High-throughput PRPF31 variant characterisation pipeline consistent with ACMG/AMP clinical variant interpretation guidelines

2020 
Mutations in PRPF31 are the second most common cause of the degenerative retinal condition autosomal dominant retinitis pigmentosa. Difficulty in characterising missense variants in this gene presents a significant challenge in providing accurate diagnosis for patients to enable targeted testing of other family members, aid family planning, allow pre-implantation diagnosis and inform eligibility for gene therapy trials. With PRPF31 gene therapy in development, there is an urgent need for tools for accurate molecular diagnosis. Here we present a high-throughput high content imaging assay providing quantitative measure of effect of missense variants in PRPF31 which meets the recently published criteria for a baseline standard in vitro test for clinical variant interpretation. This assay utilizes a new and well-characterized PRPF31+/- human retinal cell line generated using CRISPR gene editing, which allows testing of PRPF31 variants which may be causing disease through either haploinsufficiency or dominant negative effects, or a combination of both.

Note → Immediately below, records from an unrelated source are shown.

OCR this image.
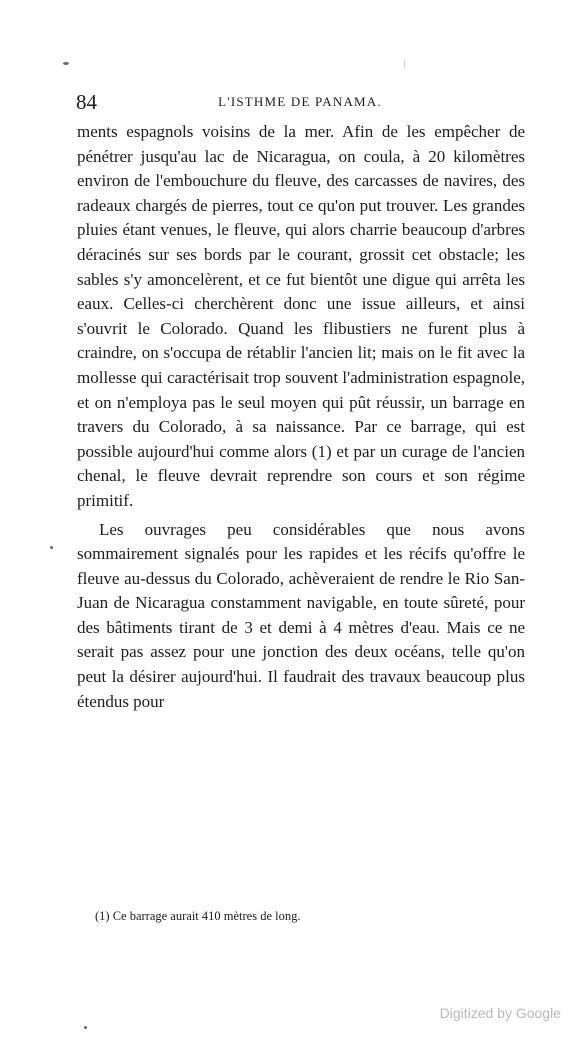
84	L'ISTHME DE PANAMA.

ments espagnols voisins de la mer. Afin de les empêcher de pénétrer jusqu'au lac de Nicaragua, on coula, à 20 kilomètres environ de l'embouchure du fleuve, des carcasses de navires, des radeaux chargés de pierres, tout ce qu'on put trouver. Les grandes pluies étant venues, le fleuve, qui alors charrie beaucoup d'arbres déracinés sur ses bords par le courant, grossit cet obstacle; les sables s'y amoncelèrent, et ce fut bientôt une digue qui arrêta les eaux. Celles-ci cherchèrent donc une issue ailleurs, et ainsi s'ouvrit le Colorado. Quand les flibustiers ne furent plus à craindre, on s'occupa de rétablir l'ancien lit; mais on le fit avec la mollesse qui caractérisait trop souvent l'administration espagnole, et on n'employa pas le seul moyen qui pût réussir, un barrage en travers du Colorado, à sa naissance. Par ce barrage, qui est possible aujourd'hui comme alors (1) et par un curage de l'ancien chenal, le fleuve devrait reprendre son cours et son régime primitif.

Les ouvrages peu considérables que nous avons sommairement signalés pour les rapides et les récifs qu'offre le fleuve au-dessus du Colorado, achèveraient de rendre le Rio San-Juan de Nicaragua constamment navigable, en toute sûreté, pour des bâtiments tirant de 3 et demi à 4 mètres d'eau. Mais ce ne serait pas assez pour une jonction des deux océans, telle qu'on peut la désirer aujourd'hui. Il faudrait des travaux beaucoup plus étendus pour

(1) Ce barrage aurait 410 mètres de long.
Digitized by Google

The mutant cells have significantly fewer cilia than wild-type cells, allowing rescue of ciliogenesis with benign or mild variants, but do not totally lack cilia, so dominant negative effects can be observed. The results of the assay provide BS3_supporting evidence to the benign classification of two novel uncharacterized PRPF31 variants and suggest that one novel uncharacterized PRPF31 variant may be pathogenic. We hope that this will be a useful tool for clinical characterisation of PRPF31 variants of unknown significance, and can be extended to variant classification in other ciliopathies.